SI earns an A for its recognition of the controversy over major athletics vs. academics on the William and Mary campus (SCORECARD, March 5). Many of us in Williamsburg have been trying for some time to find the answer to the question: For whose benefit is college football being played? If most of the students and faculty and a large segment of the local community reject the idea of an enlarged football stadium, then who is the intended beneficiary of stadium expansion? The Board of Visitors of the college has made its decision to expand the stadium largely on projections of increased revenues and more attractive home games. I doubt that there are many successful businesses that base significant decisions on such limited, and potentially biased, input. (Incidentally, William and Mary's faculty are certainly concerned about their salaries; however, they are not naive enough to assume that the money for the stadium expansion would end up in their pockets if the plan were scrapped.)

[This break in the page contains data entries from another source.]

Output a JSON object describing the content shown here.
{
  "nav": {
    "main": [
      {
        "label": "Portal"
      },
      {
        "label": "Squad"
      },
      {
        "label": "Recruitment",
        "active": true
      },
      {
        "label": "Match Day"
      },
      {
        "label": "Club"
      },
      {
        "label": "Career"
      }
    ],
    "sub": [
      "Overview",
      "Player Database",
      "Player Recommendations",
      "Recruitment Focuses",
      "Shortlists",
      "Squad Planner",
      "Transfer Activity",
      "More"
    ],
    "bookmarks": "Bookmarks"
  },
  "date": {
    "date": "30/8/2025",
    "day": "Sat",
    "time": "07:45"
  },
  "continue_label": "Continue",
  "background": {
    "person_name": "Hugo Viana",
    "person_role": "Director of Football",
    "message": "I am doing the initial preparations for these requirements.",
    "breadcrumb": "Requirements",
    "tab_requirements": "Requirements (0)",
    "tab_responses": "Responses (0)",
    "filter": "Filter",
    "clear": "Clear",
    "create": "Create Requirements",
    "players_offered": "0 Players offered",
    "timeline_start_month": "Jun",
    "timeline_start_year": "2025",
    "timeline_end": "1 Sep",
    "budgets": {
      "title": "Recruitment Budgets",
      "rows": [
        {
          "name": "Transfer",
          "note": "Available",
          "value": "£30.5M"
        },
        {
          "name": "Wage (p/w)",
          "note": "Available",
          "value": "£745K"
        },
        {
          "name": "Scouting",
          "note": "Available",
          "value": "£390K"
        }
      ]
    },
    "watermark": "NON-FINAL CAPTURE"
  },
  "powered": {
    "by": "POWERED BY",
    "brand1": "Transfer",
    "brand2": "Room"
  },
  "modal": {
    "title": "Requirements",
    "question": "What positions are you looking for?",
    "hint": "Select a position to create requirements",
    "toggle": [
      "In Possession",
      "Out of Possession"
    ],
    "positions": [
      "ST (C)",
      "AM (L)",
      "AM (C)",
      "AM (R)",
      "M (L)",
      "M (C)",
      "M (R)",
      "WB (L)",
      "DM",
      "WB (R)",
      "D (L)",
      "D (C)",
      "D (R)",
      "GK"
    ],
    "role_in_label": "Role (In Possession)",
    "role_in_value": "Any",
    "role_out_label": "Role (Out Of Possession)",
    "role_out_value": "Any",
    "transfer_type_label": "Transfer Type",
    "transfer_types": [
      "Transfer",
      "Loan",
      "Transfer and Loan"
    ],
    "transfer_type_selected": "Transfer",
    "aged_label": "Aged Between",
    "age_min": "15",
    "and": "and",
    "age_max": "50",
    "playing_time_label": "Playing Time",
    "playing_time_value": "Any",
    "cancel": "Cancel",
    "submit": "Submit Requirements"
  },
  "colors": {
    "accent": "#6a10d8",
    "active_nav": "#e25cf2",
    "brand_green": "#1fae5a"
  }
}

Granted, academic excellence and successful athletic programs need not be mutually exclusive. However, once the commitment to big-time athletics is made, the pressure is on. For institutions the size of William and Mary (approximately 4,500 undergraduates), you cannot have it both ways. Sooner or later revisions in academic requirements or admissions standards will be proposed to protect the athletic commitment. Stanford and Michigan are excellent institutions, but hardly a fair comparison in this case.
Faculty Representative for Athletics
College of William and Mary
Williamsburg, Va.

Let's see now. Three thousand of William and Mary's 4,500 students stood up for academics vs. athletics by boycotting a day's classes? Hmmm.
Johnstown, Pa.

In SCORECARD (March 5), you said, "In Philip Roth's 1959 novel Goodbye, Columbus, Ron Patimkin splashed up to his sister Brenda in a swimming pool and said excitedly. The Yankees took two.' " As a fervent fan of the Boston Red Sox, let me assure you that Patimkin's comment was that the Red Sox had won both ends of a doubleheader, not the Yankees. Being a Boston fan and living in New York is difficult enough. Please don't add to last season's frustrations.
Woodmere, N. Y.

?Sorry, but in his book, Roth did have the Yankees winning the doubleheader, as SI reported. However, Roth did not write the screenplay for the movie Goodbye, Columbus, which was released a decade later and which reader Rosen may have seen. Arnold Schulman wrote it, and he had Patimkin exclaim that the Red Sox had won. The reason, says Schulman, is that at the time he was updating the story (1968) the Red Sox, with Carl Yastrzemski, seemed to be the team most comparable to the Joe DiMaggio-led Yankees of Roth's book.—ED.